It’s a funny thing, the darkness. How it plays with our ailments, makes my kind sick, apparently. It’s something new, something I didn’t know about the dark.
It springs a question to mind, “Is it like the dark in the Wastelands?”
The darkness there is different. It changes time. Maybe it’s because of all the time pockets peppered throughout the Wastelands, but unusual things happen there often.
Pregnancies are pushed into their third trimesters too quickly, humans age a decade within a single phase. The Wastelands are to be passed through in a hurry for anyone not of fae blood, or even dark blood. The dark fae are the only ones who are completely unaffected by the strangeness there.
So if Pandora’s ailment is made worse by the darkness here, she can recover better if returned to the light.
Father hums on the question. “It has an unusual effect,” he concedes. “The healer says the dark here is fighting her ailment, but that it is also fighting her body’s response.

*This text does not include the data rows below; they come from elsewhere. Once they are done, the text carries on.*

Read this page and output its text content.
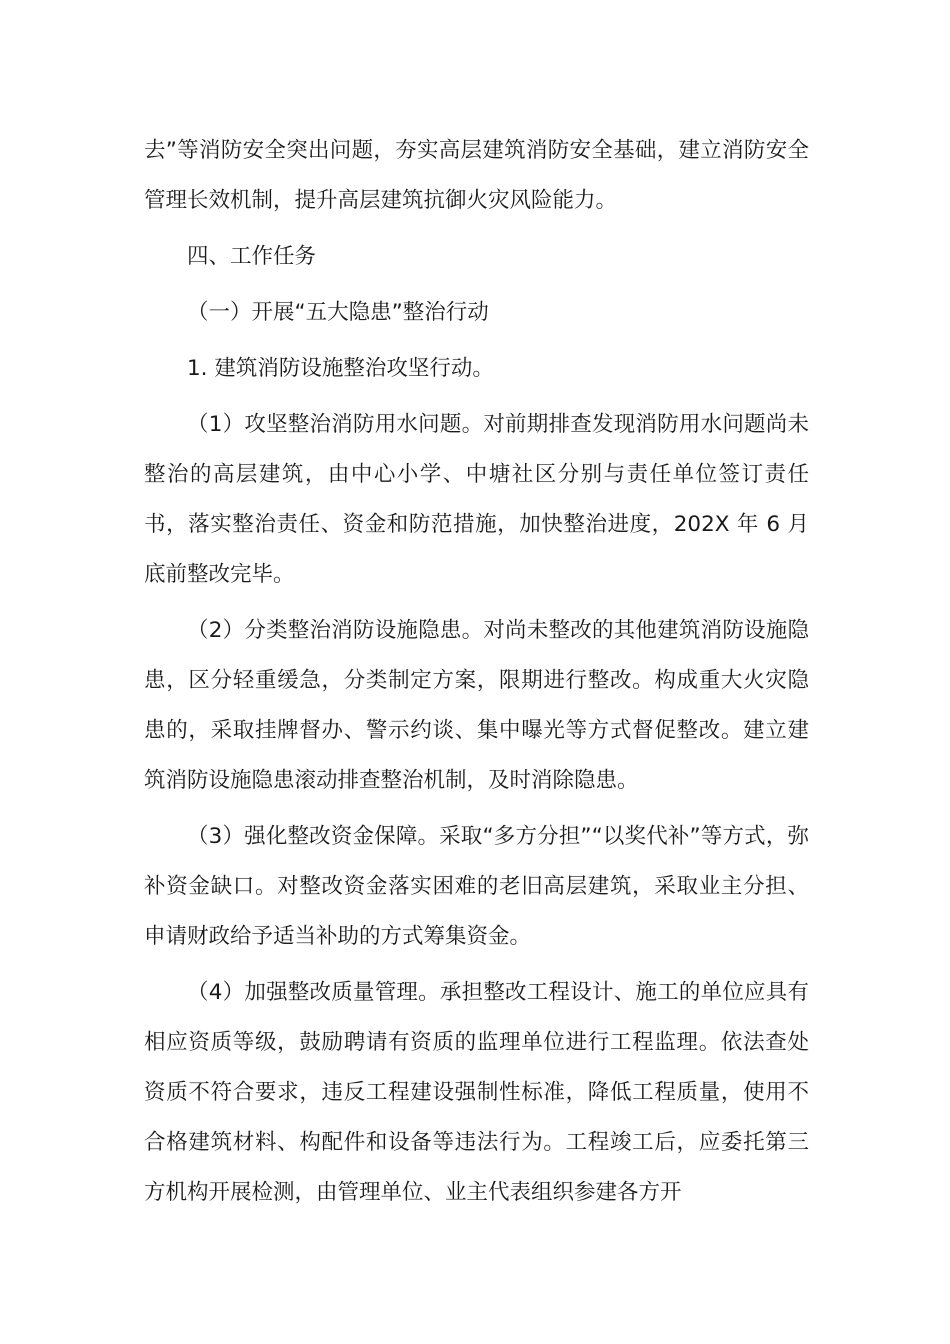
去”等消防安全突出问题，夯实高层建筑消防安全基础，建立消防安全管理长效机制，提升高层建筑抗御火灾风险能力。

四、工作任务

（一）开展“五大隐患”整治行动

1. 建筑消防设施整治攻坚行动。

（1）攻坚整治消防用水问题。对前期排查发现消防用水问题尚未整治的高层建筑，由中心小学、中塘社区分别与责任单位签订责任书，落实整治责任、资金和防范措施，加快整治进度，202X 年 6 月底前整改完毕。

（2）分类整治消防设施隐患。对尚未整改的其他建筑消防设施隐患，区分轻重缓急，分类制定方案，限期进行整改。构成重大火灾隐患的，采取挂牌督办、警示约谈、集中曝光等方式督促整改。建立建筑消防设施隐患滚动排查整治机制，及时消除隐患。

（3）强化整改资金保障。采取“多方分担”“以奖代补”等方式，弥补资金缺口。对整改资金落实困难的老旧高层建筑，采取业主分担、申请财政给予适当补助的方式筹集资金。

（4）加强整改质量管理。承担整改工程设计、施工的单位应具有相应资质等级，鼓励聘请有资质的监理单位进行工程监理。依法查处资质不符合要求，违反工程建设强制性标准，降低工程质量，使用不合格建筑材料、构配件和设备等违法行为。工程竣工后，应委托第三方机构开展检测，由管理单位、业主代表组织参建各方开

That could be what is worsening her symptoms.”
I nod like I understand, and to some degree I do, but no matter how much I read about these time shifts in the Midlands and Wastelands, I can’t quite seem to get a grasp on it.

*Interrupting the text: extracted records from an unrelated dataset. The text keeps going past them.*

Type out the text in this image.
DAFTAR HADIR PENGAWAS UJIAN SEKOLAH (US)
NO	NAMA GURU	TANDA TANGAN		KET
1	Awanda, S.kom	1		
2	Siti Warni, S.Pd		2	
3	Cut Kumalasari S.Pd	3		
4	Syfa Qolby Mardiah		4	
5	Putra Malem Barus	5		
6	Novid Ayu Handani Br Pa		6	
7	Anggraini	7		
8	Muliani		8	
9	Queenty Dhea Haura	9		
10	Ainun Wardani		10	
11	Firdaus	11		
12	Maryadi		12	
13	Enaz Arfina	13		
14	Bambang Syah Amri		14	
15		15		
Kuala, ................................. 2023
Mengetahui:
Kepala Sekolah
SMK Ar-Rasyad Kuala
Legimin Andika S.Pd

The study of time pockets and time winds is better left to the scholars, the scribes, and the iilra.
“Fret not, child.” Father’s smile is reassuring. “When Pandora returns, I’ll call for you—and we’ll meet as a family.”
It eases me, so I smile and nod against the bones of my hands.

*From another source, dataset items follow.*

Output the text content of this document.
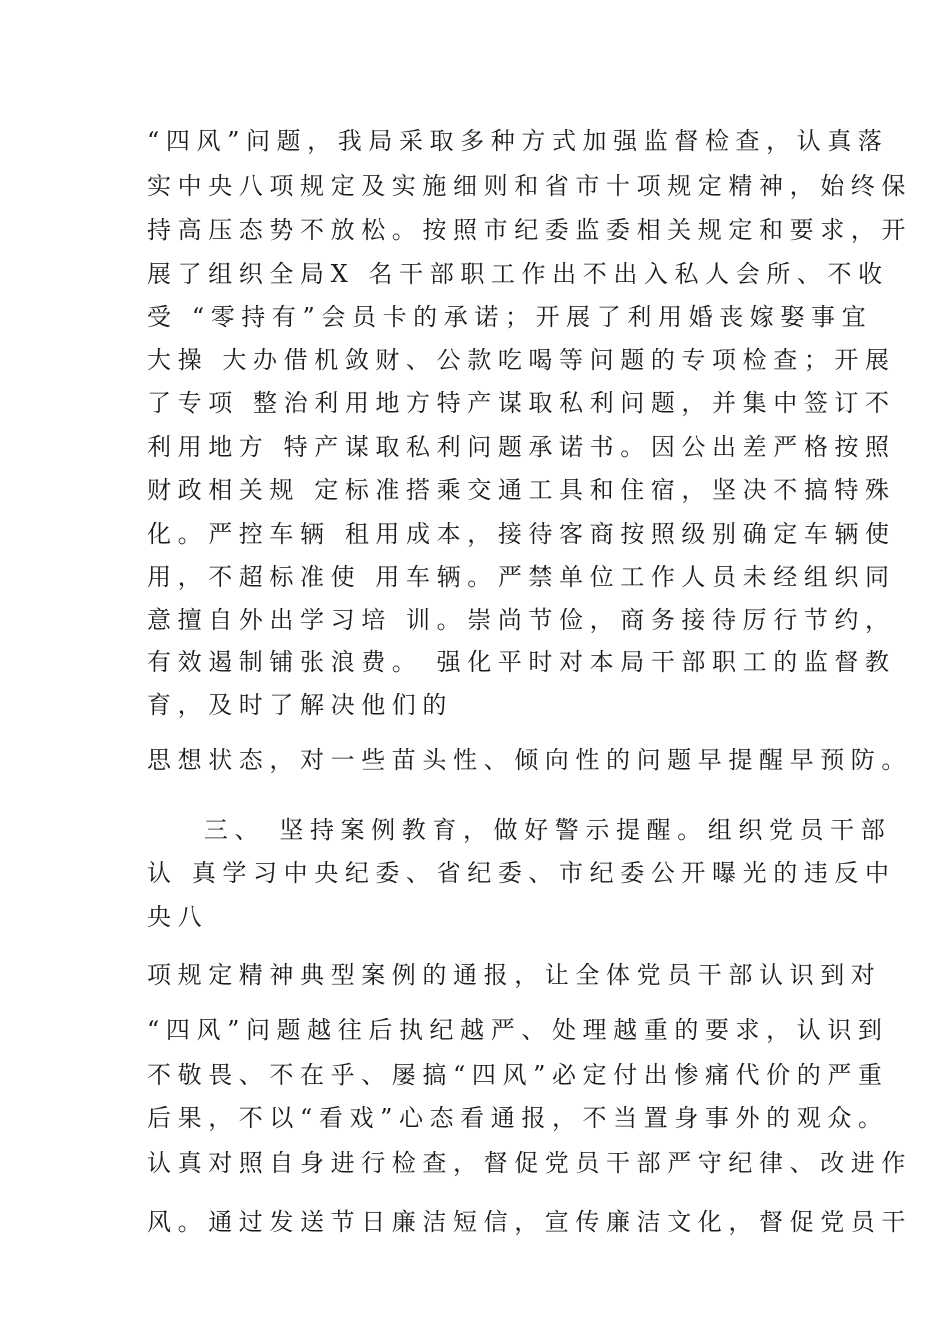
“四风”问题，我局采取多种方式加强监督检查，认真落
实中央八项规定及实施细则和省市十项规定精神，始终保
持高压态势不放松。按照市纪委监委相关规定和要求，开
展了组织全局X 名干部职工作出不出入私人会所、不收
受 “零持有”会员卡的承诺；开展了利用婚丧嫁娶事宜
大操 大办借机敛财、公款吃喝等问题的专项检查；开展
了专项 整治利用地方特产谋取私利问题，并集中签订不
利用地方 特产谋取私利问题承诺书。因公出差严格按照
财政相关规 定标准搭乘交通工具和住宿，坚决不搞特殊
化。严控车辆 租用成本，接待客商按照级别确定车辆使
用，不超标准使 用车辆。严禁单位工作人员未经组织同
意擅自外出学习培 训。崇尚节俭，商务接待厉行节约，
有效遏制铺张浪费。 强化平时对本局干部职工的监督教
育，及时了解决他们的
思想状态，对一些苗头性、倾向性的问题早提醒早预防。
三、 坚持案例教育，做好警示提醒。组织党员干部
认 真学习中央纪委、省纪委、市纪委公开曝光的违反中
央八
项规定精神典型案例的通报，让全体党员干部认识到对
“四风”问题越往后执纪越严、处理越重的要求，认识到
不敬畏、不在乎、屡搞“四风”必定付出惨痛代价的严重
后果，不以“看戏”心态看通报，不当置身事外的观众。
认真对照自身进行检查，督促党员干部严守纪律、改进作
风。通过发送节日廉洁短信，宣传廉洁文化，督促党员干
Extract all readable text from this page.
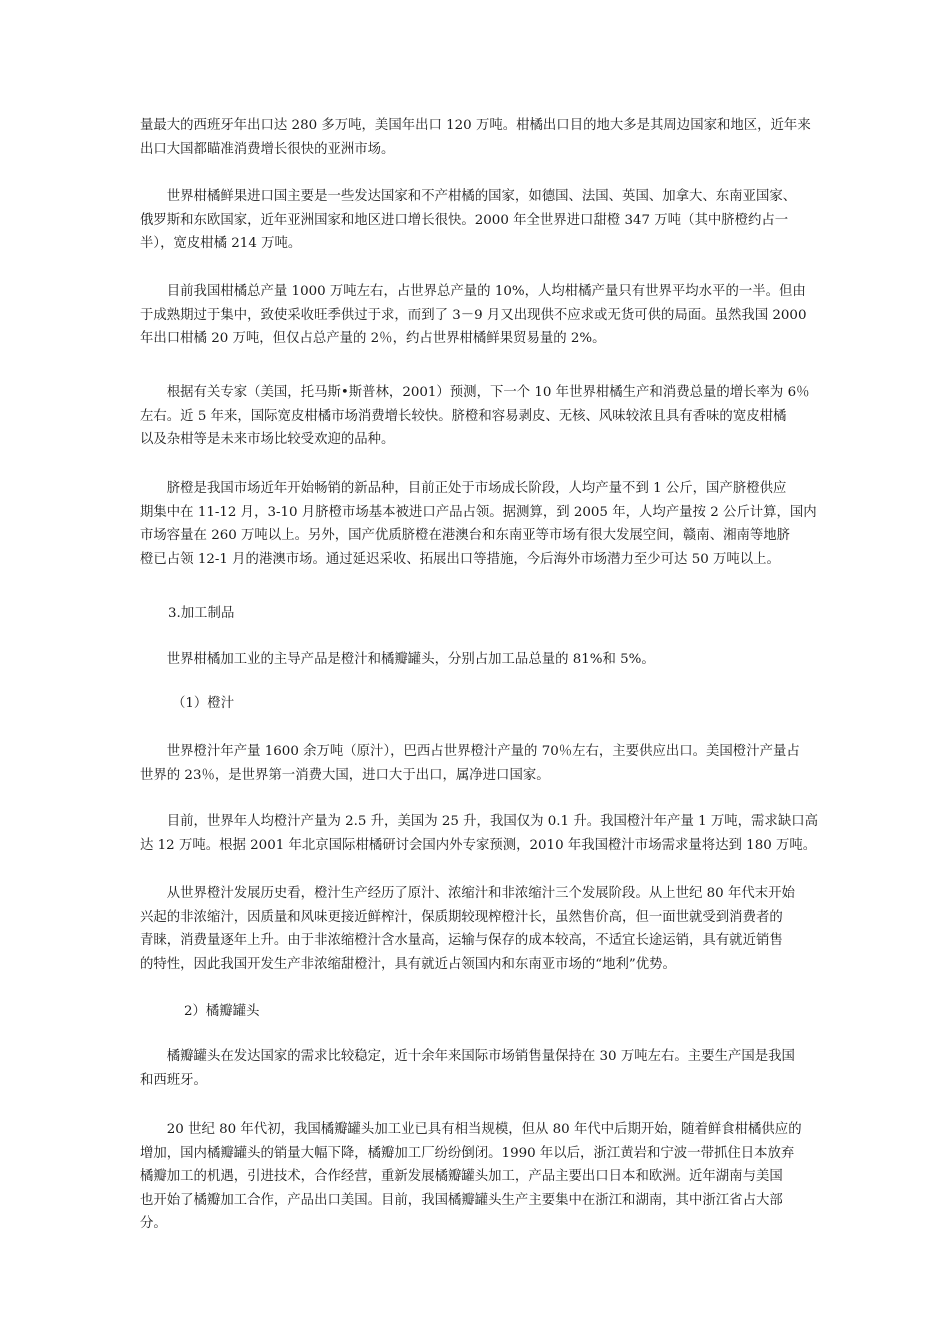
量最大的西班牙年出口达 280 多万吨，美国年出口 120 万吨。柑橘出口目的地大多是其周边国家和地区，近年来
出口大国都瞄准消费增长很快的亚洲市场。

　　世界柑橘鲜果进口国主要是一些发达国家和不产柑橘的国家，如德国、法国、英国、加拿大、东南亚国家、
俄罗斯和东欧国家，近年亚洲国家和地区进口增长很快。2000 年全世界进口甜橙 347 万吨（其中脐橙约占一
半），宽皮柑橘 214 万吨。

　　目前我国柑橘总产量 1000 万吨左右，占世界总产量的 10%，人均柑橘产量只有世界平均水平的一半。但由
于成熟期过于集中，致使采收旺季供过于求，而到了 3－9 月又出现供不应求或无货可供的局面。虽然我国 2000
年出口柑橘 20 万吨，但仅占总产量的 2％，约占世界柑橘鲜果贸易量的 2%。

　　根据有关专家（美国，托马斯•斯普林，2001）预测，下一个 10 年世界柑橘生产和消费总量的增长率为 6％
左右。近 5 年来，国际宽皮柑橘市场消费增长较快。脐橙和容易剥皮、无核、风味较浓且具有香味的宽皮柑橘
以及杂柑等是未来市场比较受欢迎的品种。

　　脐橙是我国市场近年开始畅销的新品种，目前正处于市场成长阶段，人均产量不到 1 公斤，国产脐橙供应
期集中在 11-12 月，3-10 月脐橙市场基本被进口产品占领。据测算，到 2005 年，人均产量按 2 公斤计算，国内
市场容量在 260 万吨以上。另外，国产优质脐橙在港澳台和东南亚等市场有很大发展空间，赣南、湘南等地脐
橙已占领 12-1 月的港澳市场。通过延迟采收、拓展出口等措施，今后海外市场潜力至少可达 50 万吨以上。

3.加工制品

　　世界柑橘加工业的主导产品是橙汁和橘瓣罐头，分别占加工品总量的 81%和 5%。

（1）橙汁

　　世界橙汁年产量 1600 余万吨（原汁），巴西占世界橙汁产量的 70％左右，主要供应出口。美国橙汁产量占
世界的 23％，是世界第一消费大国，进口大于出口，属净进口国家。

　　目前，世界年人均橙汁产量为 2.5 升，美国为 25 升，我国仅为 0.1 升。我国橙汁年产量 1 万吨，需求缺口高
达 12 万吨。根据 2001 年北京国际柑橘研讨会国内外专家预测，2010 年我国橙汁市场需求量将达到 180 万吨。

　　从世界橙汁发展历史看，橙汁生产经历了原汁、浓缩汁和非浓缩汁三个发展阶段。从上世纪 80 年代末开始
兴起的非浓缩汁，因质量和风味更接近鲜榨汁，保质期较现榨橙汁长，虽然售价高，但一面世就受到消费者的
青睐，消费量逐年上升。由于非浓缩橙汁含水量高，运输与保存的成本较高，不适宜长途运销，具有就近销售
的特性，因此我国开发生产非浓缩甜橙汁，具有就近占领国内和东南亚市场的“地利”优势。

2）橘瓣罐头

　　橘瓣罐头在发达国家的需求比较稳定，近十余年来国际市场销售量保持在 30 万吨左右。主要生产国是我国
和西班牙。

　　20 世纪 80 年代初，我国橘瓣罐头加工业已具有相当规模，但从 80 年代中后期开始，随着鲜食柑橘供应的
增加，国内橘瓣罐头的销量大幅下降，橘瓣加工厂纷纷倒闭。1990 年以后，浙江黄岩和宁波一带抓住日本放弃
橘瓣加工的机遇，引进技术，合作经营，重新发展橘瓣罐头加工，产品主要出口日本和欧洲。近年湖南与美国
也开始了橘瓣加工合作，产品出口美国。目前，我国橘瓣罐头生产主要集中在浙江和湖南，其中浙江省占大部
分。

I meet Eamon by the battle blocks come the start of the Breeze. Samick sits with him, hunched over on a stack of crates, his hands clasped between his thighs.
Samick’s icy blond hair looks freshly cropped, made starker with the cool touch of his gleaming pale green eyes and the marble-like pallor of his complexion.
Something about Samick unnerves me more than usual around the dark ones. Something otherworldly, like he’s not entirely one of us, one of them—and when he throws his gaze to me, like he reads my thoughts, I visibly shudder, like my body senses something different in his, not even an instinctual hiss escapes me.
Such little friendliness to be found in Samick, he doesn’t offer a mere smile of reassurance or utter a laugh at my expense. He just looks at me, an unnatural stillness to him, a chilling gleam in his eyes, the green so pale yet glowing that I think of the morning sun rays bouncing off the surface of a shallow pond.
Then he looks away, back to the range.
I trace his gaze, but there’s nothing of interest down there. Orno oneof interest, really. Just rows of fae pitching dagger after knife after silver-star into the wooden targets.
My steps are careful as I wander to come up behind Eamon. He’s watching Aleana talk to Caius down the hill, but my natural cowardice has me using him as a shield between myself and Samick.
For too long, I stand here and watch all the violence turn to blood and broken bones on the battle blocks. The closer we get tothe first passage, the more feral they all seem to become—even my kind.
Now, all the contenders have figured out which opponents are worthy. By now, they have sniffed out matched opponents, those who give them a good spar, a challenge, and now they fight, and fight, and fight—all preparing for the passages where they will fight again, but to the death.
It’s strategy, I know that as I study them from my safe spot up by the courtyard wall. Light ones must know which dark warriors need stronger opponents, and the dark ones need to find any weaknesses they can exploit.
Pandora’s ailment is such a disadvantage, and I worry for her. She’ll be thrown into the passages blind. And she had such little time to build up alliance among her own people, so I hope she keeps her head down for the Sacrament, and just makes it out alive. None of the litalves will hurt her, but alliances mean she’ll be better protected.
But getting so close to the first passage means that not all contenders are bleeding themselves on the mats, or exhausting their bodies on the ranges, or even breaking their bones on the assault courses.
Some of them, the smarter ones, are up here by the courtyard. Like Samick, they are perched on crates, some are sharpening their arrow tips, others polish their blades, and some are just standing around in small groups of friends. But around a hundred of the fae just… hang out.
From up here, some watch the battle block. But others pass around valerian (or the black Dorcha version of it that looks somewhat poisonous to one like me) or drink homemade wine straight from bottles.
Daxeel is one of them.
With Rune, and other dokkalves I don’t recognize, he has the butt of a black smoke pinched between his fingers. There’s so much I notice in that one snapshot of an image. Not just the uneasy gloss of the inky paper wrapped around some sort of dokkalf version of valerian—something that looks more venomous than Daxeel’s occasional glances at me.
I notice his fingers.
Not just the thinner lines of his tattoo that winds around his fingers, buthis nails.
I remember so much about him back then, and all of it to the detail. I cling to the details. So I don’t doubt my memory of his fingernails all that time ago. They were something like humans, regular and plain and filed short, even if they were black. Mine are translucent, like a human’s, a tad longer and sharper than a human’s, but nowhere near as predatory as that of a fae.
Now, Daxeel’s nails aren’t cropped anymore. They are sharp and black, like many other dokkalves around me, and they remind me something of short claws.